Sebagaimana firman Allah: “ Kamu adalah umat yang terbaik yang dilahirkan untuk manusia, menyuruh kepada yang ma’ruf, mencegah yang mungkar dan beriman kepada Allah SWT.(QS.Ali Imron :110)
Sungguh tiada pilihan lain bagi umat saat ini untuk menyadari bahwa umat Islam akan bangkit dengan terwujudnya kembali kehidupan dan peradaban masyarakat yang menerapkan system islam dalam semua aspek kehidupan. Dan tentunya keadaaan ini tidak akan muncul secara instan dan otomatis tanpa ada perjuangan yang terus menerus untuk merubah dan membentuk kesadaran umat agar kembali kepada kehidupan Islam. Tidak lain upaya yang terus menerus yang dimaksud adalah dengan menegakkan aktivitas dakwah seperti yang telah dicontohkan oleh Rasulullah SAW. Hanya saja yang perlu dipahami di sini bahwa dakwah untuk mengembalikan kehidupan Islam bukan usaha yang memerlukan waktu singkat dan bisa dikerjakan oleh sedikit orang. Selain itu sudah menjadi kewajiban bagi seorang muslim untuk memberikan kontribusinya ikut ambil bagian dalam dakwah ini. Sebab jika tidak maka Allah akan menggantikan kalian dengan generasi yang lebih mulia, lebih berani dan bersedia berkorban apa pun untuk tegaknya masa depan islam. Kenistaan dan azab yang pedih akan dilimpahkan Allah bagi mereka yang berdiam diri dan tidak mau perduli. Sebagaimana firman Allah:
”……………jika kamu berpaling, sebagaimana kamu berpaling sebelumnya maka pastilah ( Dia) mengazab kamu dengan azab yang pedih”. (Qs.Al Fath:16).

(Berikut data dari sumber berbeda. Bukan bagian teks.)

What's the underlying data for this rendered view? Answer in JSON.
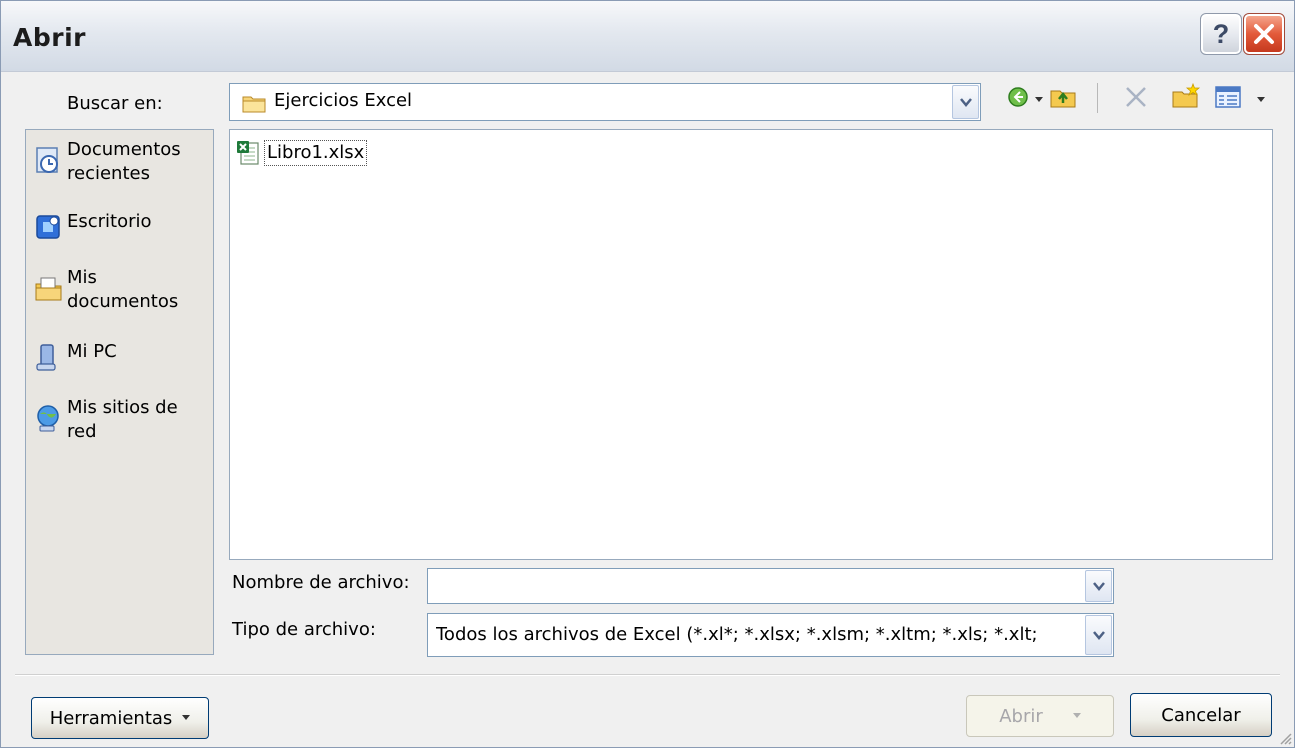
{
  "window": {
    "title": "Abrir"
  },
  "toolbar": {
    "look_in_label": "Buscar en:",
    "look_in_value": "Ejercicios Excel"
  },
  "places": [
    {
      "label": "Documentos\nrecientes",
      "icon": "recent-documents-icon"
    },
    {
      "label": "Escritorio",
      "icon": "desktop-icon"
    },
    {
      "label": "Mis\ndocumentos",
      "icon": "my-documents-icon"
    },
    {
      "label": "Mi PC",
      "icon": "my-computer-icon"
    },
    {
      "label": "Mis sitios de\nred",
      "icon": "network-places-icon"
    }
  ],
  "files": [
    {
      "name": "Libro1.xlsx",
      "icon": "excel-file-icon"
    }
  ],
  "form": {
    "filename_label": "Nombre de archivo:",
    "filename_value": "",
    "filetype_label": "Tipo de archivo:",
    "filetype_value": "Todos los archivos de Excel (*.xl*; *.xlsx; *.xlsm; *.xltm; *.xls; *.xlt;"
  },
  "buttons": {
    "tools": "Herramientas",
    "open": "Abrir",
    "cancel": "Cancelar"
  },
  "colors": {
    "close_red": "#e35a3a",
    "border_blue": "#7f9db9"
  }
}
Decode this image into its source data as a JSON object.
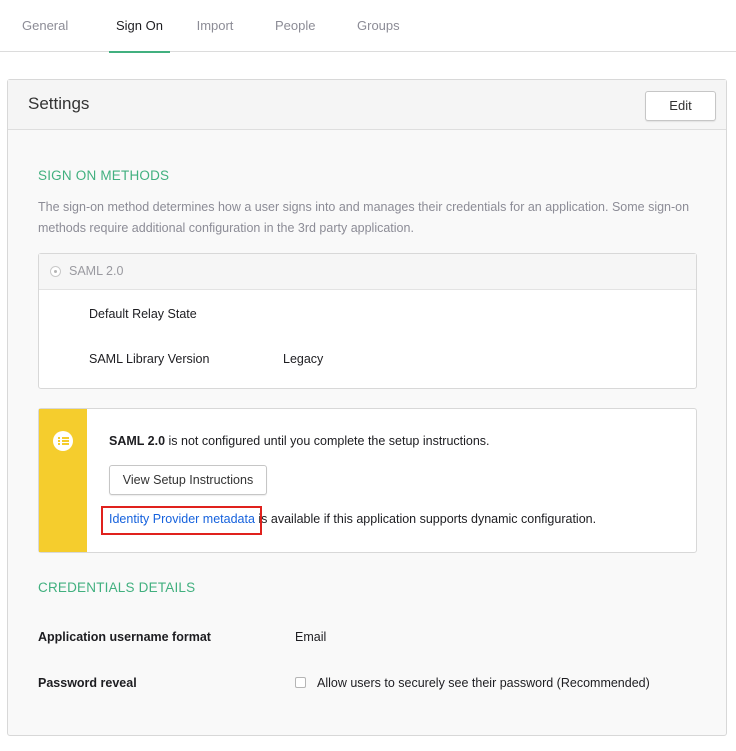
{
  "tabs": [
    {
      "label": "General"
    },
    {
      "label": "Sign On"
    },
    {
      "label": "Import"
    },
    {
      "label": "People"
    },
    {
      "label": "Groups"
    }
  ],
  "active_tab": "Sign On",
  "settings": {
    "title": "Settings",
    "edit_label": "Edit"
  },
  "sign_on_methods": {
    "title": "SIGN ON METHODS",
    "description": "The sign-on method determines how a user signs into and manages their credentials for an application. Some sign-on methods require additional configuration in the 3rd party application.",
    "method_label": "SAML 2.0",
    "fields": [
      {
        "label": "Default Relay State",
        "value": ""
      },
      {
        "label": "SAML Library Version",
        "value": "Legacy"
      }
    ]
  },
  "notice": {
    "strong": "SAML 2.0",
    "text": " is not configured until you complete the setup instructions.",
    "button_label": "View Setup Instructions",
    "link_label": "Identity Provider metadata",
    "link_suffix": " is available if this application supports dynamic configuration."
  },
  "credentials": {
    "title": "CREDENTIALS DETAILS",
    "username_format_label": "Application username format",
    "username_format_value": "Email",
    "password_reveal_label": "Password reveal",
    "password_reveal_option": "Allow users to securely see their password (Recommended)",
    "password_reveal_checked": false
  },
  "colors": {
    "accent": "#41b07f",
    "notice": "#f5cd2d",
    "link": "#1662dd",
    "highlight": "#e0211d"
  }
}
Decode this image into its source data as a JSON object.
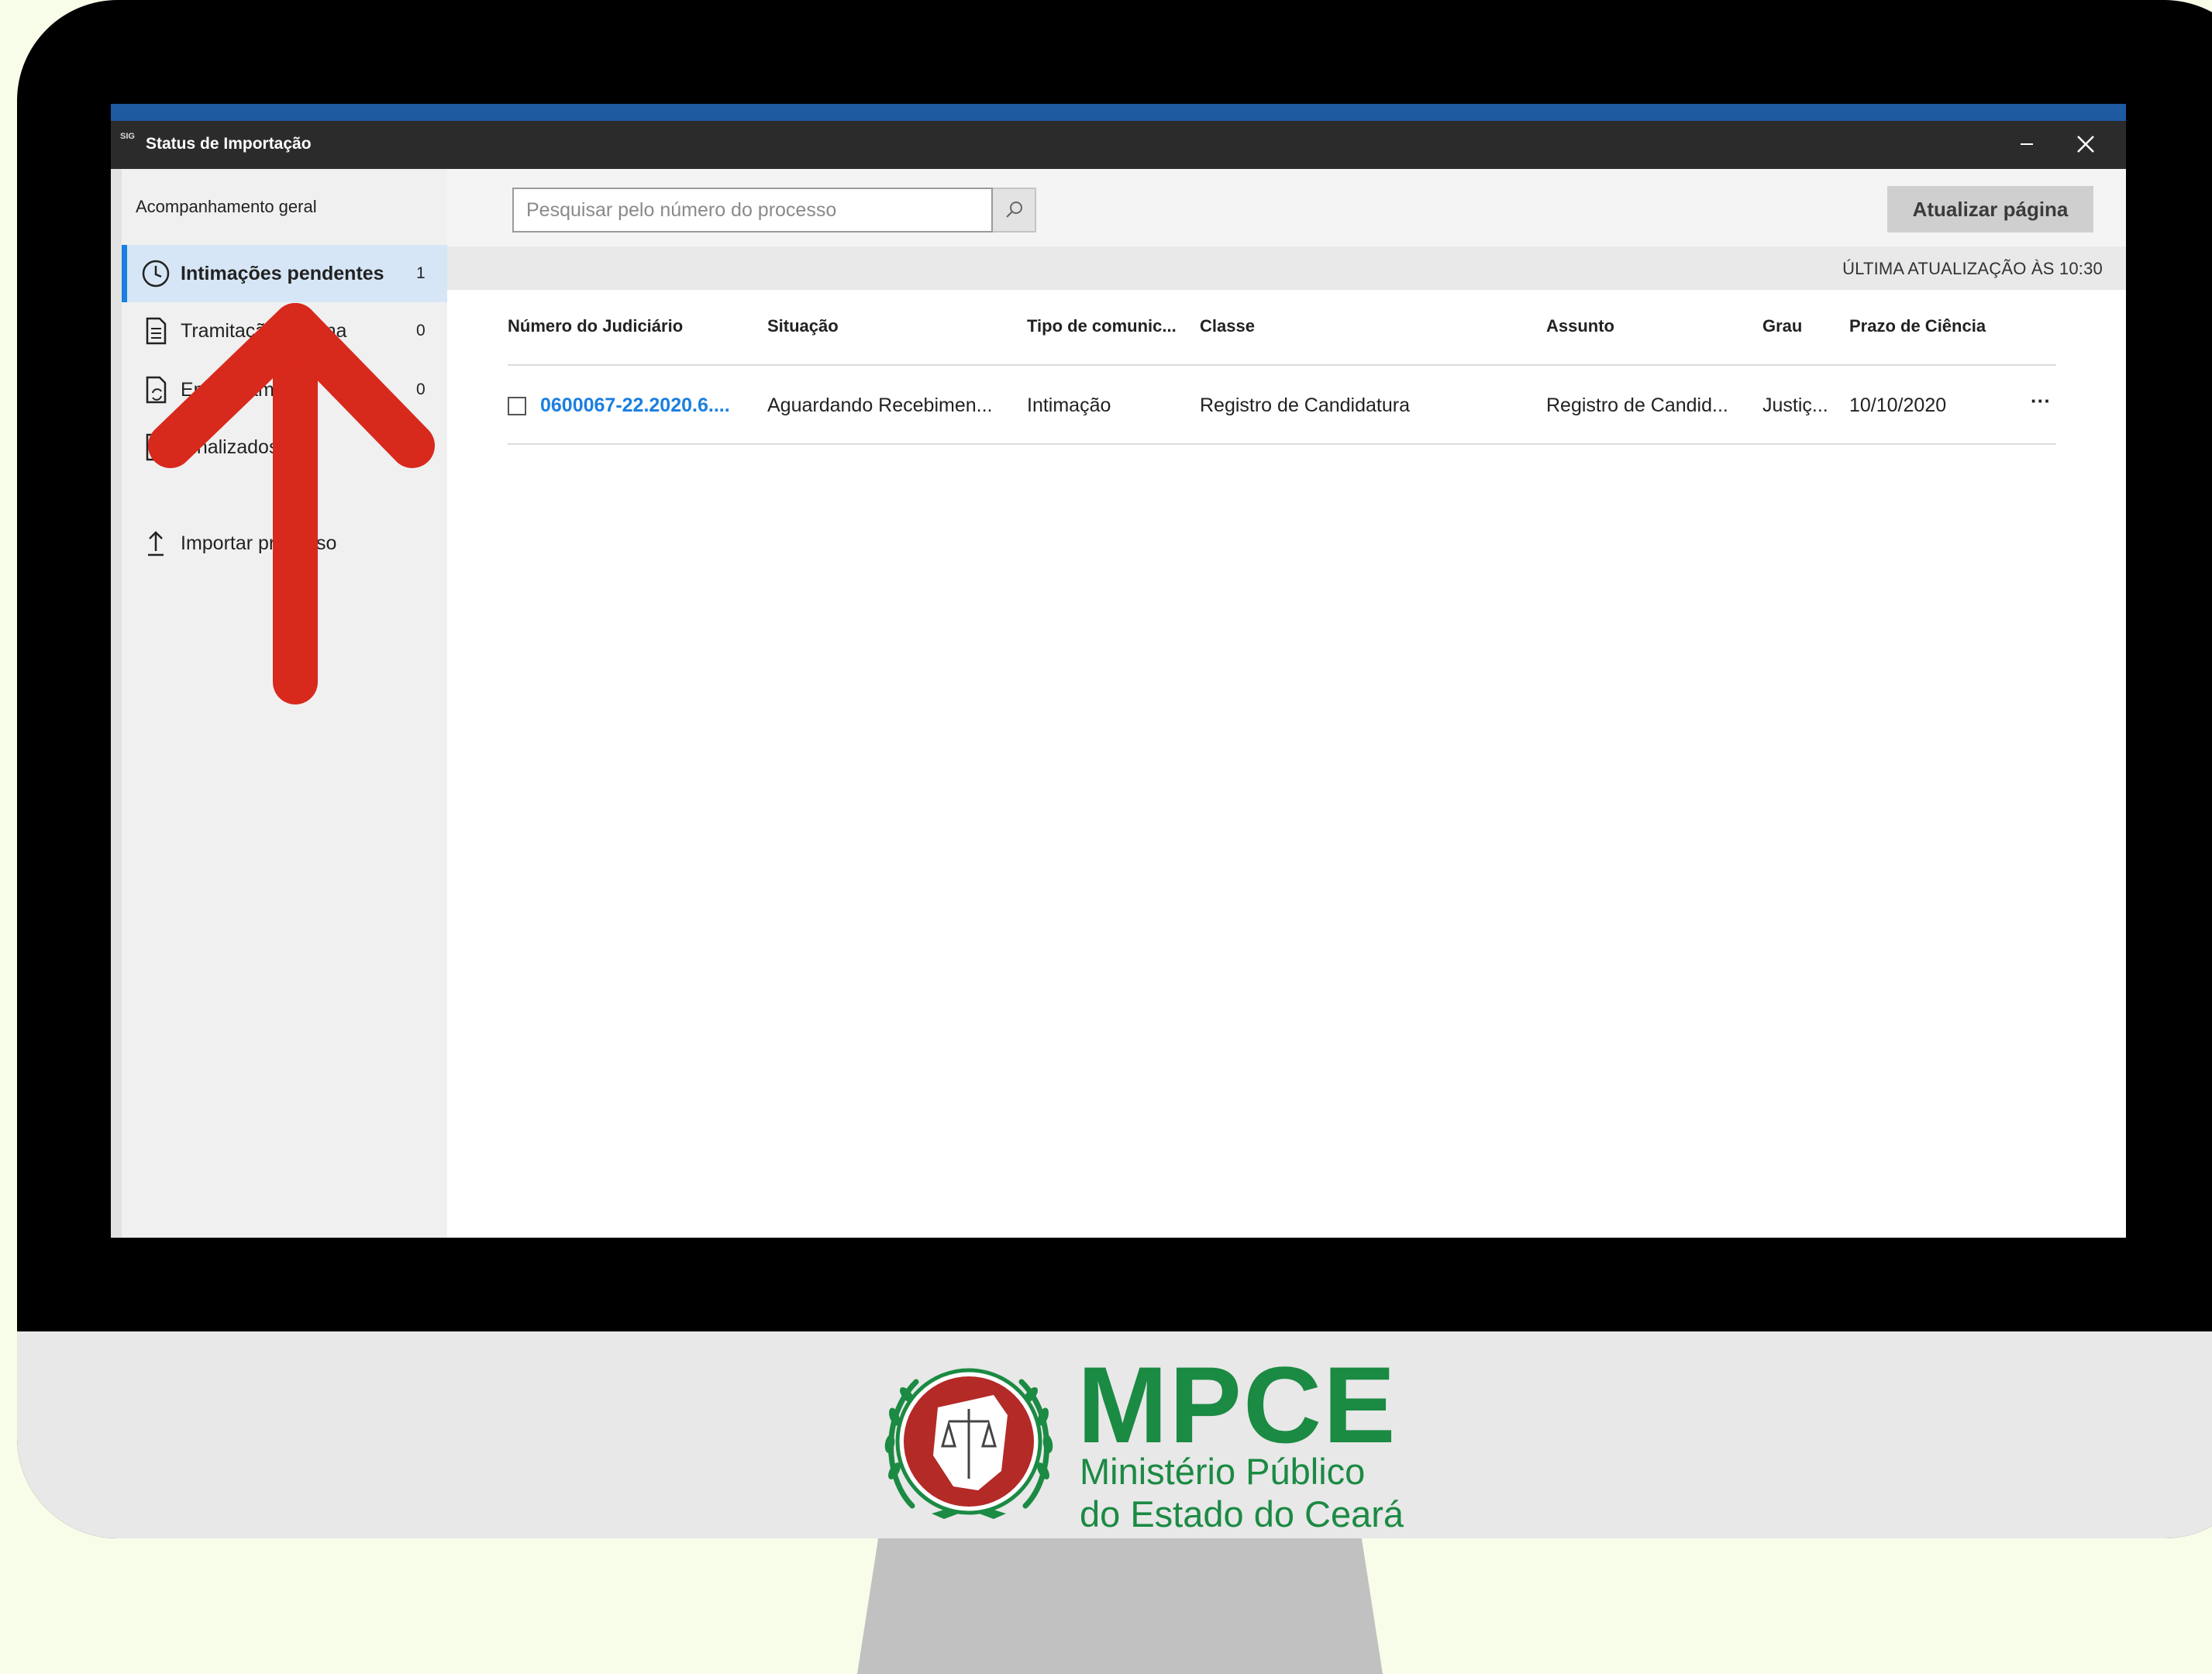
{
  "window": {
    "title": "Status de Importação",
    "app_icon_text": "SIG"
  },
  "sidebar": {
    "header": "Acompanhamento geral",
    "items": [
      {
        "label": "Intimações pendentes",
        "count": "1"
      },
      {
        "label": "Tramitação externa",
        "count": "0"
      },
      {
        "label": "Em andamento",
        "count": "0"
      },
      {
        "label": "Finalizados",
        "count": ""
      },
      {
        "label": "Importar processo",
        "count": ""
      }
    ]
  },
  "search": {
    "placeholder": "Pesquisar pelo número do processo",
    "value": ""
  },
  "toolbar": {
    "refresh_label": "Atualizar página"
  },
  "status": {
    "last_update": "ÚLTIMA ATUALIZAÇÃO ÀS 10:30"
  },
  "table": {
    "columns": [
      "Número do Judiciário",
      "Situação",
      "Tipo de comunic...",
      "Classe",
      "Assunto",
      "Grau",
      "Prazo de Ciência"
    ],
    "rows": [
      {
        "numero": "0600067-22.2020.6....",
        "situacao": "Aguardando Recebimen...",
        "tipo": "Intimação",
        "classe": "Registro de Candidatura",
        "assunto": "Registro de Candid...",
        "grau": "Justiç...",
        "prazo": "10/10/2020",
        "more": "···"
      }
    ]
  },
  "logo": {
    "abbr": "MPCE",
    "line1": "Ministério Público",
    "line2": "do Estado do Ceará"
  },
  "colors": {
    "accent": "#1a7fe0",
    "arrow": "#d8291d",
    "logo_green": "#1b8a43",
    "logo_red": "#b32a27",
    "background": "#f8fde9"
  }
}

“………………..dan janganlah kamu berpaling, maka pasti Ia akan menggantikan (kedudukan) kamu dengan kaum yang mereka itu tidak seperti kamu (ini)”. ( QS. Muhammad :38)
Ketahuilah bahwa dakwah mengembalikan kehidupan islam merupakan kerja keras dan kerja bersama. Masing-masing kita selayaknya menempatkan diri dalam posisi yang terbaik. Mereka yang berharta banyak, jadilah pendukung aktivitas dakwah, minimal dengan hartanya. Mereka yang jadi pemimpin masyarakat, jadilah penyeru Islam dan pencegah kemungkaran. Mereka yang dikaruniai akal yang cerdas dan pintar gunakanlah semua karunia Allah itu untuk kemaslahatan dakwah dan kemuliaan umat. Atau jika tidak memiliki semuanya minimal waktu dan tenaganya dicurahkan untuk dakwah ini. Yang jelas siapa pun kita, semuanya mampu memberikan kontribusinya dengan aktif untuk ikut ambil bagian dalam dakwah ini. Inilah pegorbanan seperti yang telah dicontohkan dalam kisah nabiyullah Ibrahim as dan putranya Ismail as demi ketaatannya kepada Allah SWT. Pengorbanan dalam dakwah juga banyak kita lihat pada diri shahabat ketika mereka bersama-sama Rasulullah SAW menegakkan dakwah ini. Shahabat Mus’ab bin Umar, Saad bin Abi waqas yang rela meninggalkan kecintaan kepada ibunya demi memenuhi panggilan Allah dan RasulNya. Abdurahman bin Auf patut menjadi teladan bagi kaum muslimin yang memiliki banyak harta bahwa kemewahan dunia yang diberikan Allah tidak membuat Abdurahman menjadi orang yang gila harta. Sebaliknya beliau selalu menjadi pelopor shahabat yang menginfakkan hartanya untuk perjuangan jihad fii sabillah. Dan sungguh masih banyak teladan yang lain yang patut kita contoh tentang kerelaannya berkorban untuk dakwah Islam.
Oleh karena itulah kaum muslimin harus segera bangkit berusaha untuk membebaskan umat ini dengan menampilkan diri sebagai umat yang terbaik yang dimuliakan Allah SWT yang memiliki aqidah yang jernih dan kuat. Karena dengan aqidah ini Allah berkehendak menjadikan umat ini memilki harga diri, kemandirian, sanggup membebaskan diri dari kepungan dan rencana jahat musuh musuh islam serta mampu meraih kedudukan sebagai saksi atas seluruh umat manusia. Dan jika kita tidak bergerak sedikit pun dengan seruan ini (seruan Allah dan rasulNya) maka hujjah apa yang akan kita sampaikan di hadapan Allah SWT kelak?